Rokon motorcycles use a combination of belt, chain and shaft drives coupled to gear boxes to drive both the front and rear wheels. Older machines were powered by a West Bend (US Motor/Chrysler Marine) 820 two-stroke engine (134cc), while newer machines have either a Honda or Kohler engine of about 6 hp. Each hollow wheel is able to hold 2.5 gallons of gasoline or water for long-distance trips.

These are slow-speed off-road motorcycles designed for use in the most rugged terrain. Some are capable of 35 mph or more, but typical top speed is about 20 mph. Current models are the Trail-Breaker, Ranger and Scout. When ascending very steep hills speed may be 0.5 mph.

==RT340 TCR Automatic/CVT==
In 1974, Rokon produced the RT340 TCR Automatic motorcycle, using a snowmobile-type Salsbury CVT, rear wheel drive only, and dual disc brakes. Another unusual feature was a pull cord to start the engine. The transmission freewheels with the engine at idle; starts to engage about 2800 RPM; and is tuned so the engine always runs near peak power, at 6,000 to 6,700 RPM. The lowest gear ratio is 3.76:1 and highest 0.87:1. Using a CVT allows a use of a 2-stroke cycle motor with higher power but narrow power band. The engine sound is unusual as the engine stays at a nearly fixed speed and the transmission ratio changes according to speed. The transmission freewheels when not driving forward, so there is no engine braking.

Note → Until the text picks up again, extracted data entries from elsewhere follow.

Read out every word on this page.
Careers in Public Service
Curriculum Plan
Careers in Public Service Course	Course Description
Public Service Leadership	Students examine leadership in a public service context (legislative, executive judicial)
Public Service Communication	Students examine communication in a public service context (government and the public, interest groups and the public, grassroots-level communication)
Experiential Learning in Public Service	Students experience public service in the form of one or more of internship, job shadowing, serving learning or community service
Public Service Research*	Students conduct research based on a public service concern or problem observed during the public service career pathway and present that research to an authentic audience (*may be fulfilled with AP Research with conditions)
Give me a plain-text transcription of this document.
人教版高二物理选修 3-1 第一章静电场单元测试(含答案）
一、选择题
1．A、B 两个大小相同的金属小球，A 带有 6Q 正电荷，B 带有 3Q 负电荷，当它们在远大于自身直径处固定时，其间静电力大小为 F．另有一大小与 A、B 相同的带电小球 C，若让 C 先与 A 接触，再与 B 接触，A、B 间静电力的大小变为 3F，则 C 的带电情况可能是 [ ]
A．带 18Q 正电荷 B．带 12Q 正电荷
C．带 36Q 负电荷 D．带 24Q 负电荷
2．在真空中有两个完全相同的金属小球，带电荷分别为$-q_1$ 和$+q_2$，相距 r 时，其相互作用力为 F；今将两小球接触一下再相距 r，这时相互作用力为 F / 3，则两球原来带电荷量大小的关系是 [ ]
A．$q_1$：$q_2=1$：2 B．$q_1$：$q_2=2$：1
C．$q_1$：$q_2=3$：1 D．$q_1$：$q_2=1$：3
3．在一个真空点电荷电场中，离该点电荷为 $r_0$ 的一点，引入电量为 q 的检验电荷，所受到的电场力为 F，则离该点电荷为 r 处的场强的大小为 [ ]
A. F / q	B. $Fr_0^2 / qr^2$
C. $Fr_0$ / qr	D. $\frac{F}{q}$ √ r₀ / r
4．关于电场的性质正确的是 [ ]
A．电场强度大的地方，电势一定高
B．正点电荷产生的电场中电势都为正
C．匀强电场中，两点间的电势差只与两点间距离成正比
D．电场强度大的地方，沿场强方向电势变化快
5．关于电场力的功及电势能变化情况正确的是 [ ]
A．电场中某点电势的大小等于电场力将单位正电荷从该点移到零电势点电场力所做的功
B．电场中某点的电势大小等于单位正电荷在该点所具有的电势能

The transmission is vented to the outside for cooling, and so is contaminated by stream crossings and other environmental exposure. Water causes slipping but quickly goes away; however grit can cause transmission sticking.

Riding on loose surfaces is sometimes complicated, as rear wheel breakaway does not cause telltale changes in the engine sound. However, most other riding is intuitive and sometimes much more convenient as the automatic avoids engine stalls and other problems with gear selection. Operation is loud (90.3 dB(A)) as the engine is always running fast except at idle. Despite low front wheel weight, about 43%, it had trouble pulling wheelies, a problem for Enduro riding.

Prototypes were raced by factory riders from 1971 to 1973 under Tom Clark; "TCR" stands for "Tom Clark Replica". In the 48th annual International Six Days Enduro, The 4 riders earned 3 bronze medals and 1 silver medal. "Cycle Guide" test riders reported it superior for hill climbing and fast on hard surfaces, but poor on loose surfaces and descending hills.